Он был так искренне огорчен, удивлялся с такой детской непосредственностью, что Клотильда не могла удержаться от смеха. Ах, бедный учитель, до чего же он непрактичен! Но при виде сердитого лица Мартины и ее безграничного отчаяния – ведь на эти жалкие гроши они должны были существовать втроем, – она почувствовала прилив нежной жалости, глаза ее увлажнились, и она зашептала:

– Боже мой, ведь это на меня ты все истратил, я – причина твоего разорения, единственная виновница того, что у нас ничего не осталось!

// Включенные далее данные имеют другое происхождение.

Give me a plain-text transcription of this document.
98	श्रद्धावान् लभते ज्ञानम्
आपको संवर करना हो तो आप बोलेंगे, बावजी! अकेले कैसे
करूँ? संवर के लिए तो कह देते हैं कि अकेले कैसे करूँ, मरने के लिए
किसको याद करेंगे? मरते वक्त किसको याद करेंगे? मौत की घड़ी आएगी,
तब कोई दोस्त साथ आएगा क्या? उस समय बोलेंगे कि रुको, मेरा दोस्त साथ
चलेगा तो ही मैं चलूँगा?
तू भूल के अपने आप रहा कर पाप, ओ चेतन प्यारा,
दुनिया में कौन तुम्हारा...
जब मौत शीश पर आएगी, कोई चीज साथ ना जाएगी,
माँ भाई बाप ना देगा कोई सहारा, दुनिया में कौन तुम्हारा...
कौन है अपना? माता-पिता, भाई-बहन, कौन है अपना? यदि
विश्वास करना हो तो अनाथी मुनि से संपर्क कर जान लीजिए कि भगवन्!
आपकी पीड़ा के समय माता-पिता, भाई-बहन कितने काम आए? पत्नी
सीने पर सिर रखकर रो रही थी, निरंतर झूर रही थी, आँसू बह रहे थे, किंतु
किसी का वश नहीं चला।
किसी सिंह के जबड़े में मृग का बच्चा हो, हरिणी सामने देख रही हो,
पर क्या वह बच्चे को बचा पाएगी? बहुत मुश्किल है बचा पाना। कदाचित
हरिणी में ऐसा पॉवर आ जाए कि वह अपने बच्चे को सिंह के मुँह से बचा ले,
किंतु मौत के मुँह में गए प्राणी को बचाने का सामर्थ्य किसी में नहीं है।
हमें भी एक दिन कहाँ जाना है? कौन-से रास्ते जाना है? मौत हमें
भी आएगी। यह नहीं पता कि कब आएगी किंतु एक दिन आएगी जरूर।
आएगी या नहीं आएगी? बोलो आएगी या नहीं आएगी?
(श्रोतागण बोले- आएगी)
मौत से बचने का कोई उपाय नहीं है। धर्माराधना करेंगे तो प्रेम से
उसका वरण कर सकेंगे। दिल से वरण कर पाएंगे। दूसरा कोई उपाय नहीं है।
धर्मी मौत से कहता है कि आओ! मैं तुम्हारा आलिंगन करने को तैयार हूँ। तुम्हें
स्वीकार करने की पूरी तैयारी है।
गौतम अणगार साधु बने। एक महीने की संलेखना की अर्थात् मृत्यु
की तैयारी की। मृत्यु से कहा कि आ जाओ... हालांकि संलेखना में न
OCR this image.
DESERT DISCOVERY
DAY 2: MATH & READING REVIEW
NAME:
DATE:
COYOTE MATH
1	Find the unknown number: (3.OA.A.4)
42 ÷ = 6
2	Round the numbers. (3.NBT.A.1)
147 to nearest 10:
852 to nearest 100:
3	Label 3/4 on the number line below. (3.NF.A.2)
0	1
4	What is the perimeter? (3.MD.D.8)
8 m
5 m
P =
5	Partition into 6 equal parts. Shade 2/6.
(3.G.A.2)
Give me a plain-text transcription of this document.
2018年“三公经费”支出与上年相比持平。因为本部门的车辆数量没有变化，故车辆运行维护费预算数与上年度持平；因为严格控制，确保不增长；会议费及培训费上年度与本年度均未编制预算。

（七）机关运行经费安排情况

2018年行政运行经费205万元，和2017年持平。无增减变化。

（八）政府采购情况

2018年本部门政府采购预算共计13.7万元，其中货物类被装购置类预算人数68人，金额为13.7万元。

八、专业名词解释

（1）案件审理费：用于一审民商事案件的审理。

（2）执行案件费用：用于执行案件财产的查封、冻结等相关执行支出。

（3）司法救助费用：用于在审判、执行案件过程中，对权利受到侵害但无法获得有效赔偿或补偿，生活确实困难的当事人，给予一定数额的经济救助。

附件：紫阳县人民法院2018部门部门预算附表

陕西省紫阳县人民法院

И в самом деле, он совсем забыл о тратах на подарки. Понятно, на что ушли деньги! Объяснение сразу его успокоило. Но он вскипел, когда огорченная Клотильда предложила все вернуть продавцам.

– Вернуть то, что я подарил тебе! Да ведь это значило бы вернуть и кусок моего сердца! Нет, нет, лучше я умру с голода, но ты останешься такой, какой я хочу тебя видеть!

И доверчиво, как будто перед ним была нескончаемая вереница дней, добавил:

– К тому же мы ведь не сегодня умрем с голода, правда, Мартина? Того, что у нас здесь есть, еще хватит надолго.

Мартина покачала головой. Она соглашалась удовлетвориться этими деньгами на два, может быть, на три месяца, и то при условии во всем себя ограничивать. Прежде ящик пополнялся, хоть и понемногу в него постоянно притекали деньги; а с тех пор, как хозяин отказался от практики, доходы совсем иссякли. Поэтому нельзя рассчитывать на помощь со стороны. И она сказала в заключение:

– Дайте мне эти две кредитки по сто франков. Я постараюсь растянуть их на целый месяц, а там увидим… Но будьте благоразумны, не трогайте оставшиеся четыреста франков золотом. Заприте ящик и не открывайте его больше!

– Можешь быть спокойна! – вскричал доктор. – Скорее я отрублю себе руку!

На том и порешили. Мартине предоставили распоряжаться оставшимися деньгами: на ее бережливость можно было положиться, Паскаль и Клотильда не сомневались, что она станет экономить каждый сантим. Клотильда, у которой никогда не было собственных денег, даже не заметит их недостатка. Один только Паскаль будет страдать, не имея под рукой своей неисчерпаемой казны; но он твердо обязался поручить все расходы служанке.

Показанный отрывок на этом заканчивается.